Мы с мамой смотрим друг на друга, широко распахнув глаза в ужасе от того, что только что произошло. Что могло произойти. Она смотрит на пистолет в своей руке, держит его на ладони, словно не хочет к нему прикасаться.
– Я не знаю, что делать, – шепчет мама.
– Убери пистолет.
Она заходит в гостиную, кладет пистолет на кофейный столик, принимается расхаживать туда-сюда по комнате. Что-то бормочет, хватаясь руками за голову и запуская пальцы в волосы, ее лицо искажено.
Я смотрю вниз с балкона, опасливо держа Эллу подальше от перил. Где же люди? Где полицейские машины, «скорые», толпа, сбегающаяся посмотреть, откуда донесся выстрел? Ничего. Никто не смотрит. Никто не бежит. Гуляки направляются из одного бара в другой. Мужчина в пальто говорит по телефону. Он обходит битое стекло. Пьяные, мусор, осколки – просто привычные, хоть и неприятные последствия празднования Нового года.
– Помогите! – кричу я.
Мы на восьмом этаже, воздух полнится обрывками музыки, нарастающей и затихающей, когда кто-то открывает или закрывает двери, на той стороне улицы басы гремят, нетерпеливые кутежники запускают фейерверки.
– Я тут, наверху!
На тротуаре внизу какая-то парочка.
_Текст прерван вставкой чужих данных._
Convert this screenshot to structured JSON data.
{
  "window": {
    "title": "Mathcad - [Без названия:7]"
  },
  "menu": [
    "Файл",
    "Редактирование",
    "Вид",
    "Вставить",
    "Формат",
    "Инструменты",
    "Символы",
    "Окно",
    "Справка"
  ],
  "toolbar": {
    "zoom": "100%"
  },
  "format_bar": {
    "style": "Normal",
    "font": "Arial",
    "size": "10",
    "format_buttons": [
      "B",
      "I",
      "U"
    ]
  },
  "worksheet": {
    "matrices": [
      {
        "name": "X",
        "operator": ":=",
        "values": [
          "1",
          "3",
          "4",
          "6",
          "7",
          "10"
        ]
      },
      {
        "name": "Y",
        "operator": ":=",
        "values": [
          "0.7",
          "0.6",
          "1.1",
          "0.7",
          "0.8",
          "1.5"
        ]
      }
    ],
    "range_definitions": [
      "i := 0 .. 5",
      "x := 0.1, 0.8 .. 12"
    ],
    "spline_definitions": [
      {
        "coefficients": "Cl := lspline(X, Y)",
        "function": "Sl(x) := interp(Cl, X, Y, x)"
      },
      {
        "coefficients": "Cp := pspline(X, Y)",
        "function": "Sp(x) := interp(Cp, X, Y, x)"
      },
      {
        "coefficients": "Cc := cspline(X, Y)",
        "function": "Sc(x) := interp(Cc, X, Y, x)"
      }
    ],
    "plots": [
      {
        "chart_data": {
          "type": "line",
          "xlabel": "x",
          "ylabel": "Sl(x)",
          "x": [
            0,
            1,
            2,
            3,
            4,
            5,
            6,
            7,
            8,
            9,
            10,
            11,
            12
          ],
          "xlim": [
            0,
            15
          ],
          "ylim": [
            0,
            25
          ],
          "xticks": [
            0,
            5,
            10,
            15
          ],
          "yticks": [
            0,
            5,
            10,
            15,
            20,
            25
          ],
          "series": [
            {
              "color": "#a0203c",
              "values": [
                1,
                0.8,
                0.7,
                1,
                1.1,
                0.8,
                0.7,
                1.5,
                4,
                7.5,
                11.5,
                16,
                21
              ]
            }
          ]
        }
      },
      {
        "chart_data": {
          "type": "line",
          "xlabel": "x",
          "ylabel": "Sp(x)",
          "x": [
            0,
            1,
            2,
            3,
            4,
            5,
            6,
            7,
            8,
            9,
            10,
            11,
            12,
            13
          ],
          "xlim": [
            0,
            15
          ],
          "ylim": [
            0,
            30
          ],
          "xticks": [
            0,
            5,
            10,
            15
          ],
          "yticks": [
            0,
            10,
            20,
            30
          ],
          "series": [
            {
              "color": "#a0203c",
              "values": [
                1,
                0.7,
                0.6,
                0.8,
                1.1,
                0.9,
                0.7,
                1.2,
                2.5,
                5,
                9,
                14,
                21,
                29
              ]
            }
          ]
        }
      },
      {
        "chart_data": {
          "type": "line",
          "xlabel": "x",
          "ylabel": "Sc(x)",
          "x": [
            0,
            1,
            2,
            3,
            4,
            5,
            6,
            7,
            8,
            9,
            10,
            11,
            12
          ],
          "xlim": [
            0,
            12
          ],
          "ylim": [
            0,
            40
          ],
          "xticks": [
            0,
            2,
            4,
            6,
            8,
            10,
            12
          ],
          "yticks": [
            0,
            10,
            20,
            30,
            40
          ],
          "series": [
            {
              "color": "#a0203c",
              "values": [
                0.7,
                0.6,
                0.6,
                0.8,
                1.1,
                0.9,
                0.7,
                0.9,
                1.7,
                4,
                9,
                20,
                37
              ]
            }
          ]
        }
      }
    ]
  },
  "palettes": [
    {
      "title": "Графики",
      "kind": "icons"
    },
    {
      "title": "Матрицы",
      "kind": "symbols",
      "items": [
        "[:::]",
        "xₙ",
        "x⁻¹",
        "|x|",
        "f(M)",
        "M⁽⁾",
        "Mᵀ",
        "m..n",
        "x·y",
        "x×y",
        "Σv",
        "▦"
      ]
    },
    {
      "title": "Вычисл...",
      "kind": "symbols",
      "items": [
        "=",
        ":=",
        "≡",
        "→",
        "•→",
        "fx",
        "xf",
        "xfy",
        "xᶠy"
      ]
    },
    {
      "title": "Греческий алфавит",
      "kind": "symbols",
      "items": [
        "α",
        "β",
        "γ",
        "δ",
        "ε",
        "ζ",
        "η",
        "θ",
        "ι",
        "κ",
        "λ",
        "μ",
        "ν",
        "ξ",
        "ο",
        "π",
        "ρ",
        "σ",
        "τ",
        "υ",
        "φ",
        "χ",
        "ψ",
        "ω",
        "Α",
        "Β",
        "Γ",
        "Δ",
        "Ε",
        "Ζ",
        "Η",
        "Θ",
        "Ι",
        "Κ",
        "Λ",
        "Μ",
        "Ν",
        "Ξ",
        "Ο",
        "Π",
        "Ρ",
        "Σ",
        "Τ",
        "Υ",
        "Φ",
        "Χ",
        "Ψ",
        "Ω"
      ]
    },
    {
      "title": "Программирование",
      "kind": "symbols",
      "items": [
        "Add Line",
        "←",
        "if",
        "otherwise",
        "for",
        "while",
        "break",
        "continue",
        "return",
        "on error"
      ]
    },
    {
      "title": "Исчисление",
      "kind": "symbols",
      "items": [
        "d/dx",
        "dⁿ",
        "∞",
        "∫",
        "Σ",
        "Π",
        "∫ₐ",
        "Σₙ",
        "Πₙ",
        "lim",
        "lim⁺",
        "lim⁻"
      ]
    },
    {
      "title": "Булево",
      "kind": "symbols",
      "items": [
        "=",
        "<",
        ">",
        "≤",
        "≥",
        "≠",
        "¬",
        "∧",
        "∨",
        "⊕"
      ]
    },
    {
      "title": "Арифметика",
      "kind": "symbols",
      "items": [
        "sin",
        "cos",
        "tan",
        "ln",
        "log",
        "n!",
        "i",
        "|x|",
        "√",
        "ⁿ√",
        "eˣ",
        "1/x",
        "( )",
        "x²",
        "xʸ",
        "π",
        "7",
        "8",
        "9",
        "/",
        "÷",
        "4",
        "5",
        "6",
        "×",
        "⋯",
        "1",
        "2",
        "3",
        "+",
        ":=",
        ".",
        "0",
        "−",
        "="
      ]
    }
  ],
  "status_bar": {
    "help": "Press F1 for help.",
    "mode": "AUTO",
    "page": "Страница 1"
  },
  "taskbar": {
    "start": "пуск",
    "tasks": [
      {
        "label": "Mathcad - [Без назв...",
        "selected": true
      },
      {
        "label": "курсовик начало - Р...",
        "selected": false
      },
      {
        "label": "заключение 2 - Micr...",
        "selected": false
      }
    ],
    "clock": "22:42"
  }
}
Я оглядываюсь на маму, затем перегибаюсь через поручни и кричу во все горло, снова и снова. Девушка поднимает голову, парень тоже. Затем он машет мне рукой, в ней полная кружка. До меня долетает его радостный возглас, и я понимаю, что все мои крики бесполезны.
Я уже собираюсь отвернуться, когда кое-что замечаю.
На улице, в месте, запрещенном для парковки, стоит черный «Мицубиси-Шогун».